His suggestion: The focus must shift to total trade competitiveness, not tariff relief alone. By reducing logistics and compliance costs, particularly for first-time and small exporters; faster refunds and simpler procedures; targeted market access support, hand holding on standards, certifications, and buyer linkages; improved access to affordable export credit and insurance, aligned with SME risk profiles; and stronger integration into global and regional value chains, supported by free trade agreements and trade facilitation measures. 
For many exporters, the toughest part starts after the shipment goes out: Getting paid. “What should be a straightforward receipt often becomes a long trail of emails and follow-ups, especially for lean teams that can’t afford to chase every invoice,” points out Gaurav Shisodia, country manager and vice-president, Payoneer (India), a cross-border business and global payments platform. “TReDS can play a role but indirectly. It’s designed for invoice discounting in India, so it doesn’t collect money from an overseas buyer. What it can do for exporters is support the collections cycle by easing cash flow: once an invoice is clean and accepted, it can help unlock funds early while the actual cross-border collection continues through buyer-side payment methods”. 

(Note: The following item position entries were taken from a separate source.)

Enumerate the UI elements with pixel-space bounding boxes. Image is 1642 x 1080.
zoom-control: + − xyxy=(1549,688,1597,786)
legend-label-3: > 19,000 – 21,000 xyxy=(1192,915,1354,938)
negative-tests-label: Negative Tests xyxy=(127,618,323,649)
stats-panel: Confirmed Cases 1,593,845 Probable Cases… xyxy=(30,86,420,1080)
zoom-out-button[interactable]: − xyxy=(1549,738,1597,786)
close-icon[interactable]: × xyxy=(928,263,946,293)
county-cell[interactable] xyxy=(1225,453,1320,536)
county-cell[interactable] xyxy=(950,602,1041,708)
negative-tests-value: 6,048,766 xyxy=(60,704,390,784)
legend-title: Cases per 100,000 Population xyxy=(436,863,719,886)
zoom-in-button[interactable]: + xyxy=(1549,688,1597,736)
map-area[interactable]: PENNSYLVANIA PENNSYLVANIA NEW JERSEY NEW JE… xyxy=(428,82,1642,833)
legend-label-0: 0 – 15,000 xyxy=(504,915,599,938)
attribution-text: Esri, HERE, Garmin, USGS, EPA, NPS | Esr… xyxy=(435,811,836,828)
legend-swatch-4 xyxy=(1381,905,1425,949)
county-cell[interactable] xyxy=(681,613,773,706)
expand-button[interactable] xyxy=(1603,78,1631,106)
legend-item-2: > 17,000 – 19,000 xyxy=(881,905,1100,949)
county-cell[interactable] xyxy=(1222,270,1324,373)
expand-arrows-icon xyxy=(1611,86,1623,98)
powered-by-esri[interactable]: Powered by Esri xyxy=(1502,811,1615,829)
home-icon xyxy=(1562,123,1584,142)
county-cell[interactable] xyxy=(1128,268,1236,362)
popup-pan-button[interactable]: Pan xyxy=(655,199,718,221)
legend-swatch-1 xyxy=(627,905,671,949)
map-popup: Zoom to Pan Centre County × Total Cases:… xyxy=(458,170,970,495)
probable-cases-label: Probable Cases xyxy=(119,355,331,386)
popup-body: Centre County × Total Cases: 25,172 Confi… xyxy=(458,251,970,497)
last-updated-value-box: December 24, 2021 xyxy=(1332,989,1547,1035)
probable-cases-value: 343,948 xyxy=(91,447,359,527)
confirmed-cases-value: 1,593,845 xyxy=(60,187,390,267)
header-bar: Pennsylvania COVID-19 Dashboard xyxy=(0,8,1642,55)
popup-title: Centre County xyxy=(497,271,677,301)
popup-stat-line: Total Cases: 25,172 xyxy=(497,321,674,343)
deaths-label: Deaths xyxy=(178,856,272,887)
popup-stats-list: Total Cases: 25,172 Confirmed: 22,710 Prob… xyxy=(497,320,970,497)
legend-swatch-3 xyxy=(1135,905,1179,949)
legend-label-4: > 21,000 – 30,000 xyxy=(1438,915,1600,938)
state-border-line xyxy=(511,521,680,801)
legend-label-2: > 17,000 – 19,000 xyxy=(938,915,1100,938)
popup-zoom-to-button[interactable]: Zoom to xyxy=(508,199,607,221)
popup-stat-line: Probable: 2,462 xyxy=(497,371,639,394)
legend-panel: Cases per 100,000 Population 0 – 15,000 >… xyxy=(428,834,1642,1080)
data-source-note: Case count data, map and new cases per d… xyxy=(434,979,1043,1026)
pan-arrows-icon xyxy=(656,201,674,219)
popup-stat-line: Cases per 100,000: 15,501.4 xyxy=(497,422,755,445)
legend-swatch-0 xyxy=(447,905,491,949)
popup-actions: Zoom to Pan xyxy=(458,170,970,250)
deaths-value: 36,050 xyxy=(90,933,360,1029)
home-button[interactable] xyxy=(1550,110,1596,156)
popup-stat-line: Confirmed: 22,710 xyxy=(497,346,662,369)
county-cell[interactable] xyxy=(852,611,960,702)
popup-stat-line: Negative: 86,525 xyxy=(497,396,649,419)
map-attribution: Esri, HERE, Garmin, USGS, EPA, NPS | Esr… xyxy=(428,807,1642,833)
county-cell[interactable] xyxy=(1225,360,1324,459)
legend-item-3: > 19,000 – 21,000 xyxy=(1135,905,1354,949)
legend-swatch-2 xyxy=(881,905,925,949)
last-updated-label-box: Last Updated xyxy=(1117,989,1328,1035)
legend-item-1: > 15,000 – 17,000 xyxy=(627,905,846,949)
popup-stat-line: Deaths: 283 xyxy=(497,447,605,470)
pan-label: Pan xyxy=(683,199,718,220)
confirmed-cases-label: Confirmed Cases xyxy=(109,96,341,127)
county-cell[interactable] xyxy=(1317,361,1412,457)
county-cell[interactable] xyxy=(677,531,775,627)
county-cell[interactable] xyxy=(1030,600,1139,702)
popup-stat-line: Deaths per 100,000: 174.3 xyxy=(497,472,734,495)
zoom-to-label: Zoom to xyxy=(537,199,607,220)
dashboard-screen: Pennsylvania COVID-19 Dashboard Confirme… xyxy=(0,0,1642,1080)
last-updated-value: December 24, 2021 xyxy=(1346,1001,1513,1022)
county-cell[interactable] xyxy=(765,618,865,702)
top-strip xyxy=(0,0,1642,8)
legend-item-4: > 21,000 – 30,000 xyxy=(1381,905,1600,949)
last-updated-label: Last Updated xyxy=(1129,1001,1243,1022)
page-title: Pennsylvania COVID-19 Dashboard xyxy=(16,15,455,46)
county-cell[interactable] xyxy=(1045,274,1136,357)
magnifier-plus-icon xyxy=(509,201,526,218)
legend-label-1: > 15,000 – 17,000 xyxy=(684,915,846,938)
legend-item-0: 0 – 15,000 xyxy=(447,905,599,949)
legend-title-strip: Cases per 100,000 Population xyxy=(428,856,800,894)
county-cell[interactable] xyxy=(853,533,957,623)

It brings us to delayed payments for MSMEs. The latest Economic Survey has it that nearly ₹8.1 trillion is tied up, which has knockdown effects on working capital. “When an MSME files a delayed payment case against a buyer, it may strain or even damage the business relationship. Buyers may perceive the filing as an adversarial step and may stop placing new orders or discontinue the partnership altogether. Since MSMEs rely heavily on long-term commercial ties, the fear of losing future business prevents them from pursuing legal options, even when large dues remain pending,” the Survey said. It may be worth having another look at the “Report of the Expert Committee on MSMEs” (Chairman: U K Sinha, 2019). It held that most large firms deal with MSMEs on a credit basis and buyers do not honour invoices on time. MSMEs hesitate to file complaints against large buyers. In effect, buyers using MSMEs as a funding avenue: An alternative to banks. What few say on record is that while discounting systems such as TReDS are changing the game, more needs to be done. The Sinha committee even made a passing reference to the “naming and shaming” practice used in the United Kingdom and other European nations. 
For now, MSMEs are seeing light at the end of the tunnel.